Another thing you can try is to precalculate the for-loop exit conditions, like this:
for (int neuron = 0; neuron < neuronCounts[layer]; neuron++) { ... }
// transform to precalculated exit condition (move invariant array access outside loop)
for (int neuron = 0, neuronCount = neuronCounts[layer]; neuron < neuronCount; neuron++) { ... }
Again the JIT may already do this for you, so profile if it helps.
Is there a point to multiplying with 1.0F that eludes me here?:
float activation = 1.0F * fWeights[layer - 1][biasNeuron][neuron];
Other things that could potentially improve speed at cost of readability: inline sigmoid() function manually (the JIT has a very tight limit for inlining and the function might be larger).
It can be slightly faster to run a loop backwards (where it doesnt change the outcome of course), since testing the loop index against zero is a little cheaper than checking against a local variable (the innermost loop is a potentical candidate again, but dont expect the output to be 100% identical in all cases, since adding floats a + b + c is potentially not the same as a + c + b).
For a start, don't do this:
// Copy input values to input layer output
for (int i = 0; i < inputNeurons; i++) {
neuronOutput[0][i] = input[i];
}
But this:
System.arraycopy( input, 0, neuronOutput[0], 0, inputNeurons );
First thing I would look into is seeing if Math.exp is slowing you down.
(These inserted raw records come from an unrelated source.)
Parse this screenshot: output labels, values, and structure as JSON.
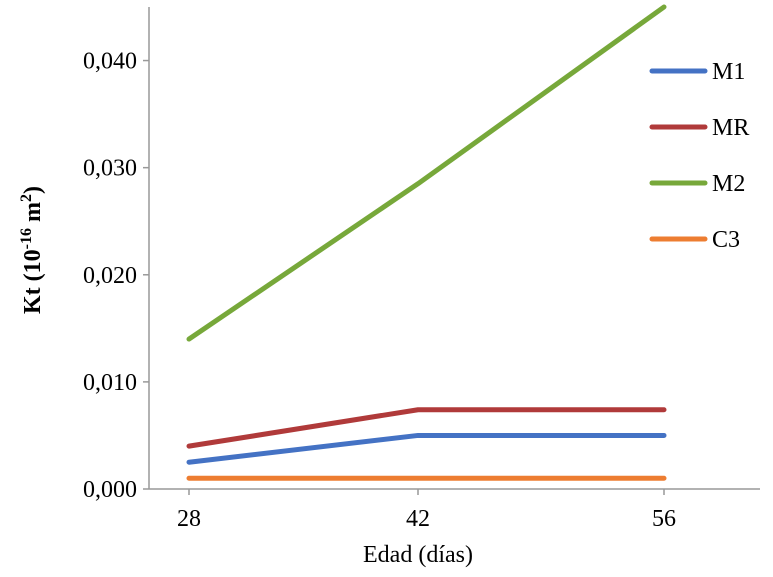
{
  "chart_data": {
    "type": "line",
    "xlabel": "Edad (días)",
    "ylabel": {
      "base": "Kt (10",
      "sup": "-16",
      "mid": " m",
      "sup2": "2",
      "end": ")"
    },
    "categories": [
      "28",
      "42",
      "56"
    ],
    "ylim": [
      0,
      0.045
    ],
    "yticks": [
      {
        "value": 0.0,
        "label": "0,000"
      },
      {
        "value": 0.01,
        "label": "0,010"
      },
      {
        "value": 0.02,
        "label": "0,020"
      },
      {
        "value": 0.03,
        "label": "0,030"
      },
      {
        "value": 0.04,
        "label": "0,040"
      }
    ],
    "grid": false,
    "legend_position": "right",
    "series": [
      {
        "name": "M1",
        "color": "#4472C4",
        "values": [
          0.0025,
          0.005,
          0.005
        ]
      },
      {
        "name": "MR",
        "color": "#B03A3A",
        "values": [
          0.004,
          0.0074,
          0.0074
        ]
      },
      {
        "name": "M2",
        "color": "#77A83A",
        "values": [
          0.014,
          0.0285,
          0.045
        ]
      },
      {
        "name": "C3",
        "color": "#ED7D31",
        "values": [
          0.001,
          0.001,
          0.001
        ]
      }
    ]
  }
}
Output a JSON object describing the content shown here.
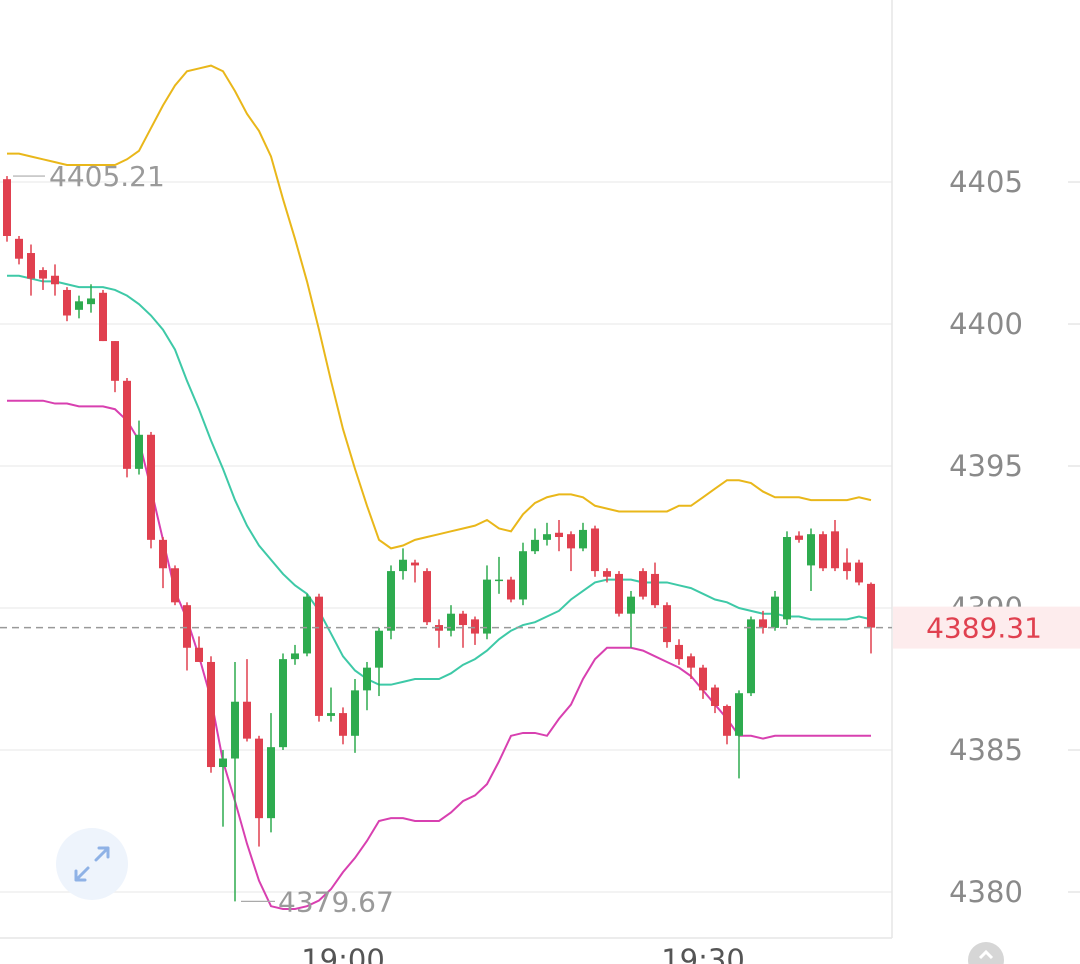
{
  "chart_data": {
    "type": "candlestick",
    "categories": [
      null,
      null,
      null,
      null,
      null,
      null,
      null,
      null,
      null,
      null,
      null,
      null,
      null,
      null,
      null,
      null,
      null,
      null,
      null,
      null,
      null,
      null,
      null,
      null,
      null,
      null,
      null,
      null,
      "19:00",
      null,
      null,
      null,
      null,
      null,
      null,
      null,
      null,
      null,
      null,
      null,
      null,
      null,
      null,
      null,
      null,
      null,
      null,
      null,
      null,
      null,
      null,
      null,
      null,
      null,
      null,
      null,
      null,
      null,
      "19:30",
      null,
      null,
      null,
      null,
      null,
      null,
      null,
      null,
      null,
      null,
      null,
      null,
      null,
      null
    ],
    "open": [
      4405.1,
      4403.0,
      4402.5,
      4401.9,
      4401.7,
      4401.2,
      4400.5,
      4400.7,
      4401.1,
      4399.4,
      4398.0,
      4394.9,
      4396.1,
      4392.4,
      4391.4,
      4390.1,
      4388.6,
      4388.1,
      4384.4,
      4384.7,
      4386.7,
      4385.4,
      4382.6,
      4385.1,
      4388.2,
      4388.4,
      4390.4,
      4386.2,
      4386.3,
      4385.5,
      4387.1,
      4387.9,
      4389.2,
      4391.3,
      4391.6,
      4391.3,
      4389.4,
      4389.2,
      4389.8,
      4389.6,
      4389.1,
      4390.95,
      4391.0,
      4390.3,
      4392.0,
      4392.4,
      4392.65,
      4392.6,
      4392.1,
      4392.8,
      4391.3,
      4391.2,
      4389.8,
      4391.3,
      4391.2,
      4390.1,
      4388.7,
      4388.3,
      4387.9,
      4387.2,
      4386.55,
      4385.5,
      4387.0,
      4389.6,
      4389.3,
      4389.6,
      4392.55,
      4391.5,
      4392.6,
      4392.7,
      4391.6,
      4391.6,
      4390.85
    ],
    "high": [
      4405.21,
      4403.1,
      4402.8,
      4402.0,
      4402.1,
      4401.3,
      4401.0,
      4401.4,
      4401.2,
      4399.4,
      4398.1,
      4396.6,
      4396.2,
      4392.5,
      4391.5,
      4390.2,
      4389.0,
      4388.3,
      4385.0,
      4388.1,
      4388.2,
      4385.5,
      4386.3,
      4388.4,
      4388.7,
      4390.5,
      4390.5,
      4387.2,
      4386.5,
      4387.5,
      4388.1,
      4389.3,
      4391.5,
      4392.1,
      4391.7,
      4391.4,
      4389.6,
      4390.1,
      4389.9,
      4389.7,
      4391.5,
      4391.8,
      4391.1,
      4392.3,
      4392.8,
      4393.0,
      4393.1,
      4392.7,
      4393.0,
      4392.9,
      4391.4,
      4391.3,
      4390.6,
      4391.4,
      4391.6,
      4390.2,
      4388.9,
      4388.4,
      4388.0,
      4387.3,
      4386.6,
      4387.1,
      4389.7,
      4389.9,
      4390.6,
      4392.7,
      4392.7,
      4392.8,
      4392.7,
      4393.1,
      4392.1,
      4391.7,
      4390.9
    ],
    "low": [
      4402.9,
      4402.1,
      4401.0,
      4401.2,
      4401.0,
      4400.1,
      4400.2,
      4400.4,
      4399.4,
      4397.6,
      4394.6,
      4394.7,
      4392.1,
      4390.7,
      4390.1,
      4387.8,
      4388.1,
      4384.2,
      4382.3,
      4379.67,
      4385.3,
      4381.6,
      4382.1,
      4385.0,
      4388.0,
      4388.3,
      4386.0,
      4386.0,
      4385.2,
      4384.9,
      4386.4,
      4386.9,
      4388.9,
      4391.0,
      4390.9,
      4389.4,
      4388.6,
      4389.0,
      4388.6,
      4388.7,
      4388.9,
      4390.5,
      4390.2,
      4390.1,
      4391.9,
      4392.2,
      4392.0,
      4391.3,
      4392.0,
      4391.1,
      4390.9,
      4389.7,
      4388.6,
      4390.3,
      4390.0,
      4388.6,
      4388.0,
      4387.5,
      4386.8,
      4386.3,
      4385.2,
      4384.0,
      4386.9,
      4389.1,
      4389.2,
      4389.4,
      4392.3,
      4390.6,
      4391.3,
      4391.3,
      4391.0,
      4390.8,
      4388.4
    ],
    "close": [
      4403.1,
      4402.3,
      4401.6,
      4401.6,
      4401.4,
      4400.3,
      4400.8,
      4400.9,
      4399.4,
      4398.0,
      4394.9,
      4396.1,
      4392.4,
      4391.4,
      4390.2,
      4388.6,
      4388.1,
      4384.4,
      4384.7,
      4386.7,
      4385.4,
      4382.6,
      4385.1,
      4388.2,
      4388.4,
      4390.4,
      4386.2,
      4386.3,
      4385.5,
      4387.1,
      4387.9,
      4389.2,
      4391.3,
      4391.7,
      4391.5,
      4389.5,
      4389.2,
      4389.8,
      4389.4,
      4389.1,
      4391.0,
      4391.0,
      4390.3,
      4392.0,
      4392.4,
      4392.6,
      4392.5,
      4392.1,
      4392.75,
      4391.3,
      4391.1,
      4389.8,
      4390.4,
      4390.4,
      4390.1,
      4388.8,
      4388.2,
      4387.9,
      4387.1,
      4386.55,
      4385.5,
      4387.0,
      4389.6,
      4389.3,
      4390.4,
      4392.5,
      4392.4,
      4392.6,
      4391.4,
      4391.4,
      4391.3,
      4390.9,
      4389.31
    ],
    "up_color": "#2eab4f",
    "down_color": "#e0404f",
    "lines": [
      {
        "color": "#e9b71a",
        "values": [
          4406.0,
          4406.0,
          4405.9,
          4405.8,
          4405.7,
          4405.6,
          4405.6,
          4405.6,
          4405.6,
          4405.6,
          4405.8,
          4406.1,
          4406.9,
          4407.7,
          4408.4,
          4408.9,
          4409.0,
          4409.1,
          4408.9,
          4408.2,
          4407.4,
          4406.8,
          4405.9,
          4404.4,
          4403.0,
          4401.5,
          4399.8,
          4398.0,
          4396.3,
          4394.9,
          4393.6,
          4392.4,
          4392.1,
          4392.2,
          4392.4,
          4392.5,
          4392.6,
          4392.7,
          4392.8,
          4392.9,
          4393.1,
          4392.8,
          4392.7,
          4393.3,
          4393.7,
          4393.9,
          4394.0,
          4394.0,
          4393.9,
          4393.6,
          4393.5,
          4393.4,
          4393.4,
          4393.4,
          4393.4,
          4393.4,
          4393.6,
          4393.6,
          4393.9,
          4394.2,
          4394.5,
          4394.5,
          4394.4,
          4394.1,
          4393.9,
          4393.9,
          4393.9,
          4393.8,
          4393.8,
          4393.8,
          4393.8,
          4393.9,
          4393.8
        ]
      },
      {
        "color": "#3ec9a7",
        "values": [
          4401.7,
          4401.7,
          4401.6,
          4401.5,
          4401.5,
          4401.4,
          4401.3,
          4401.3,
          4401.3,
          4401.2,
          4401.0,
          4400.7,
          4400.3,
          4399.8,
          4399.1,
          4398.0,
          4397.0,
          4395.9,
          4394.9,
          4393.8,
          4392.9,
          4392.2,
          4391.7,
          4391.2,
          4390.8,
          4390.5,
          4389.9,
          4389.1,
          4388.3,
          4387.8,
          4387.5,
          4387.3,
          4387.3,
          4387.4,
          4387.5,
          4387.5,
          4387.5,
          4387.7,
          4388.0,
          4388.2,
          4388.5,
          4388.9,
          4389.2,
          4389.4,
          4389.5,
          4389.7,
          4389.9,
          4390.3,
          4390.6,
          4390.9,
          4391.0,
          4391.0,
          4391.0,
          4390.9,
          4390.9,
          4390.9,
          4390.8,
          4390.7,
          4390.5,
          4390.3,
          4390.2,
          4390.0,
          4389.9,
          4389.8,
          4389.8,
          4389.7,
          4389.7,
          4389.6,
          4389.6,
          4389.6,
          4389.6,
          4389.7,
          4389.6
        ]
      },
      {
        "color": "#d840b0",
        "values": [
          4397.3,
          4397.3,
          4397.3,
          4397.3,
          4397.2,
          4397.2,
          4397.1,
          4397.1,
          4397.1,
          4397.0,
          4396.6,
          4395.9,
          4394.2,
          4392.4,
          4390.6,
          4389.6,
          4388.3,
          4386.8,
          4384.6,
          4383.2,
          4381.7,
          4380.4,
          4379.5,
          4379.4,
          4379.4,
          4379.5,
          4379.7,
          4380.1,
          4380.7,
          4381.2,
          4381.8,
          4382.5,
          4382.6,
          4382.6,
          4382.5,
          4382.5,
          4382.5,
          4382.8,
          4383.2,
          4383.4,
          4383.8,
          4384.6,
          4385.5,
          4385.6,
          4385.6,
          4385.5,
          4386.1,
          4386.6,
          4387.5,
          4388.2,
          4388.6,
          4388.6,
          4388.6,
          4388.5,
          4388.3,
          4388.1,
          4387.9,
          4387.6,
          4387.1,
          4386.6,
          4386.1,
          4385.5,
          4385.5,
          4385.4,
          4385.5,
          4385.5,
          4385.5,
          4385.5,
          4385.5,
          4385.5,
          4385.5,
          4385.5,
          4385.5
        ]
      }
    ],
    "ylim": [
      4378.38,
      4411.41
    ],
    "yticks": [
      4380,
      4385,
      4390,
      4395,
      4400,
      4405
    ],
    "grid": true,
    "last_price_color": "#e0404f"
  }
}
See this post on a Math.exp approximation for a native alternative.
Replace the expensive floating point sigmoid transfer function with an integer step transfer function.
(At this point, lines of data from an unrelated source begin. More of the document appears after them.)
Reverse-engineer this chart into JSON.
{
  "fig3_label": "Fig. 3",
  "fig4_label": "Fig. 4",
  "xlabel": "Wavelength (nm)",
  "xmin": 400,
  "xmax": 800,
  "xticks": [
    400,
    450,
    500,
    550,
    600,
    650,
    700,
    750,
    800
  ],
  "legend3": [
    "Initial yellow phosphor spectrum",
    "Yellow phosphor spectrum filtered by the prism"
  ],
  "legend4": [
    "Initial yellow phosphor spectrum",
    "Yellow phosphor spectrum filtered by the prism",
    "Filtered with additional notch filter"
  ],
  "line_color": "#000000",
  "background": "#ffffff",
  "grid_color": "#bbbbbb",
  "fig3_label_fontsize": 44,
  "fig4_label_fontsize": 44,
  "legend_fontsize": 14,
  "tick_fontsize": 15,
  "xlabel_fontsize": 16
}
The sigmoid transfer function is a model of organic analog synaptic learning, which in turn seems to be a model of a step function.
The historical precedent for this is that Hinton designed the back-prop algorithm directly from the first principles of cognitive science theories about real synapses, which in turn were based on real analog measurements, which turn out to be sigmoid.
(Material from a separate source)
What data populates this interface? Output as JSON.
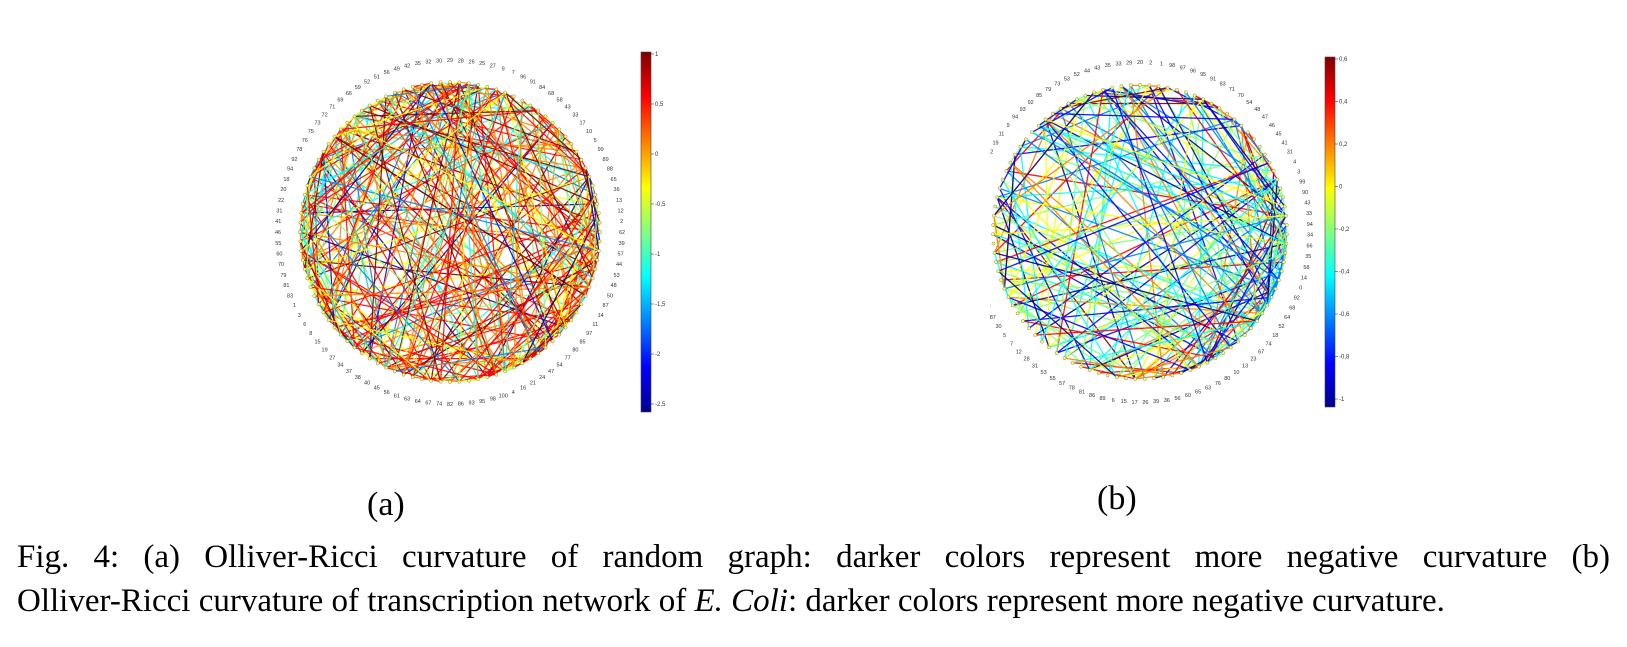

But the sigmoid transfer function seems to be an organic model of the digital step function, which of course cannot be directly implemented organically.
Rather than model a model, replace the expensive floating point implementation of the organic sigmoid transfer function with the direct digital implementation of a step function (less than zero = -1, greater than zero = +1).
The brain cannot do this, but backprop can!
This not only linearly and drastically improves performance of a single learning iteration, it also reduces the number of learning iterations required to train the network: supporting evidence that learning is inherently digital.
Also supports the argument that Computer Science is inherently cool.
Purely based upon code inspection, your inner most loop has to compute references to a three-dimensional parameter and its being done a lot. Depending upon your array dimensions could you possibly be having cache issues due to have to jump around memory with each loop iteration. Maybe you could rearrange the dimensions so the inner loop tries to access memory elements that are closer to one another than they are now?
In any case, profile your code before making any changes and see where the real bottleneck is.
I suggest using a fixed point system rather than a floating point system. On almost all processors using int is faster than float. The simplest way to do this is simply shift everything left by a certain amount (4 or 5 are good starting points) and treat the bottom 4 bits as the decimal.
Your innermost loop is doing floating point maths so this may give you quite a boost.
The key to optimization is to first measure where the time is spent. Surround various parts of your algorithm with calls to System.nanoTime():
long start_time = System.nanoTime();
doStuff();
long time_taken = System.nanoTime() - start_time;
I'd guess that while using System.arraycopy() would help a bit, you'll find your real costs in the inner loop.
Depending on what you find, you might consider replacing the float arithmetic with integer arithmetic.